HPV vaccination protects against infection caused by the Human Papillomavirus (HPV), a group of viruses strongly linked with cervical cancer.
HPV infection is very common, but some high-risk types can cause cancer after persistent infection. The most important cancer-causing HPV types are HPV 16 and HPV 18, which are responsible for a major share of cervical cancer cases.
Why HPV Vaccination Matters
Cervical cancer is one of the most preventable cancers because it can be tackled through vaccination, screening and early treatment.
The World Health Organization states that cervical cancer is largely preventable through HPV vaccination and regular screening, and can be cured if detected early and treated properly. Globally, cervical cancer caused around 6.04 lakh new cases and about 2.8 lakh deaths in 2024.
HPV vaccination is most effective when given before exposure to the virus. That is why vaccination is usually targeted at adolescent girls before the age of sexual activity.
India’s HPV Vaccination Programme
India launched a nationwide free HPV vaccination programme on 28 February 2026 from Ajmer, Rajasthan. The programme targets adolescent girls for prevention of cervical cancer.
Under the national programme, vaccines are being provided free of cost at government facilities to approximately 1.15–1.2 crore eligible girls, with the main target group being 14-year-old girls across States and Union Territories.
India’s national programme uses Gardasil, a quadrivalent HPV vaccine that protects against HPV types 16 and 18, which cause cervical cancer, and HPV types 6 and 11, which are linked with genital warts.
How the Vaccine Works
The HPV vaccine trains the immune system to recognise HPV before the virus causes persistent infection.
It does not treat existing cervical cancer. It is a preventive vaccine, not a curative vaccine.
Its main purpose is to prevent future HPV infection and reduce the long-term risk of cervical cancer.
Who Should Get It
The ideal target group is adolescent girls before exposure to HPV.
In India’s current national rollout, the focus is on:
- girls aged around 14 years
- school-based and facility-based vaccination
- free vaccination through government health facilities
- awareness campaigns to reduce hesitancy
Globally, many countries vaccinate both girls and boys because HPV can also cause cancers of the anus, throat, penis, vulva and vagina. However, India’s national public programme is currently focused on girls for cervical cancer prevention.

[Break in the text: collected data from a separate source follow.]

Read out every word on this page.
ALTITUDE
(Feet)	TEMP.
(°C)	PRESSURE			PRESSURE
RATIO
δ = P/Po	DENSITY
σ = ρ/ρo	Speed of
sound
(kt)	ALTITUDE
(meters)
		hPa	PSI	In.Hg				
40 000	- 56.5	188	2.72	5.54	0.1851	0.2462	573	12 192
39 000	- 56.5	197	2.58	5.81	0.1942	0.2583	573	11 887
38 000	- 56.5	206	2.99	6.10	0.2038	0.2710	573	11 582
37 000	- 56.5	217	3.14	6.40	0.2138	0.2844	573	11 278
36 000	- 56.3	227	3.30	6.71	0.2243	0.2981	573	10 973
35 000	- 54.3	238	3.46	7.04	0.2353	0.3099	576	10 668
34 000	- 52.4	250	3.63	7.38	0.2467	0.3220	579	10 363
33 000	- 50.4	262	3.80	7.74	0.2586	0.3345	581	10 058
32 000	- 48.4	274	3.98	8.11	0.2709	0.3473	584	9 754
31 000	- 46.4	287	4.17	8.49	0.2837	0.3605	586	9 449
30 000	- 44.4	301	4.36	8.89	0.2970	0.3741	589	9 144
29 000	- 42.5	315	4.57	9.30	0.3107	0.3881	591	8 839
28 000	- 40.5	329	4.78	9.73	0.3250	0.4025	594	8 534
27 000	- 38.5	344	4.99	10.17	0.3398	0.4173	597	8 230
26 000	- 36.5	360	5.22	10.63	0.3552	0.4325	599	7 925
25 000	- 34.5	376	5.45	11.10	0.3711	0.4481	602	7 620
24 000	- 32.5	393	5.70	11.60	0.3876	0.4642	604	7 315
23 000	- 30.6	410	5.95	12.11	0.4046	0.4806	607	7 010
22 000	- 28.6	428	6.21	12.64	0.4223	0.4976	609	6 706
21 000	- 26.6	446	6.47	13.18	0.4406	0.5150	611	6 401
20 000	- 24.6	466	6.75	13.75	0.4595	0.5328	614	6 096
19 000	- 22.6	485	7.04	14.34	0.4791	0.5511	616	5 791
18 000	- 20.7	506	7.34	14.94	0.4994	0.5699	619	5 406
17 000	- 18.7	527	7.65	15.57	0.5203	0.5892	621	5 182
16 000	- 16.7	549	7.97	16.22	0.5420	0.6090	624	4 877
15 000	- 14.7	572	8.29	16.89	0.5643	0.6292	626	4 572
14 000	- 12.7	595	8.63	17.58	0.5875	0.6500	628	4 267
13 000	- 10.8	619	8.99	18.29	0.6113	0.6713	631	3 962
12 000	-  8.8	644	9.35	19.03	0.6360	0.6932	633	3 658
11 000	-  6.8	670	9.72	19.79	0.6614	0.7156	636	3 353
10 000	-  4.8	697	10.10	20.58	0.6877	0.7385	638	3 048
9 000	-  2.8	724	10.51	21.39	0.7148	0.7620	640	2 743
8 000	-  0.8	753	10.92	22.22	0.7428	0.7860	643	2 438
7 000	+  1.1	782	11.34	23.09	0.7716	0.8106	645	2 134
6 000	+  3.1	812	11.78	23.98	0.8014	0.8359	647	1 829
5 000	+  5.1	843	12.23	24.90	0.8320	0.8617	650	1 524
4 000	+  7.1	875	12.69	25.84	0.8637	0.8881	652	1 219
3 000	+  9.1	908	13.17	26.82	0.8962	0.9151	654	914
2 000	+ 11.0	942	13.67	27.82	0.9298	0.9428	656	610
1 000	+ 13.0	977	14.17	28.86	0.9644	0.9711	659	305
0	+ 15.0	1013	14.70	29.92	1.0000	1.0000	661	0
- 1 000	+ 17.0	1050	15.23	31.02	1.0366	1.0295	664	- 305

Link with Cervical Cancer Elimination
HPV vaccination is central to the WHO’s cervical cancer elimination strategy.
The WHO strategy is often summarised as 90-70-90:
- 90% of girls fully vaccinated with HPV vaccine by age 15
- 70% of women screened with a high-performance test by age 35 and again by age 45
- 90% of women with cervical disease receiving treatment
This means vaccination alone is not enough. Screening and treatment are also essential, especially for adult women who were not vaccinated earlier.
Benefits
HPV vaccination can produce long-term public health benefits.
Important benefits include:
- reduces risk of cervical cancer
- prevents infection from high-risk HPV types
- reduces future treatment burden
- lowers cancer-related mortality
- protects girls before exposure to HPV
- reduces out-of-pocket health expenditure
- supports women’s health and reproductive health
- strengthens preventive healthcare
For India, this is especially important because cervical cancer creates a heavy burden on families, especially when diagnosis happens late.
Safety and Misconceptions
HPV vaccines have been used globally for many years and are considered safe when administered as per guidelines.
Common minor side effects may include:
- pain at injection site
- mild fever
- headache
- tiredness
- dizziness
A major misconception is that HPV vaccination affects fertility. There is no scientific basis for this claim. Public awareness is important because vaccine hesitancy can reduce coverage.
India’s Public Health Challenge
The challenge is not only vaccine availability. It is also social acceptance.
HPV is sexually transmitted, so families may hesitate to discuss it openly. Some parents may wrongly think the vaccine is unnecessary for young girls or may associate it with stigma.
Therefore, successful implementation needs:
- school-based awareness
- parent counselling
- involvement of teachers and ASHA workers
- clear messaging on cancer prevention
- myth-busting on fertility and safety
- tracking of missed beneficiaries
- integration with U-WIN and immunisation systems
Mandsaur Model Link
The Mandsaur Model is relevant because it showed how district-level planning can improve HPV vaccination coverage.
Its success came from verified beneficiary lists, school-level planning, door-to-door mobilisation, community involvement and real-time monitoring. This kind of model can help India achieve high coverage under the national HPV vaccination programme.
Significance
HPV vaccination is one of the most important preventive health interventions for women’s health in India.
It shifts cervical cancer control from late-stage treatment to early prevention.
For India, the vaccination campaign is significant because it combines:
- adolescent health
- cancer prevention
- women’s health
- public immunisation
- digital tracking
- school-based outreach
- preventive healthcare
The real impact will depend on high vaccine coverage, public trust, continued screening of adult women and timely treatment of detected cervical disease.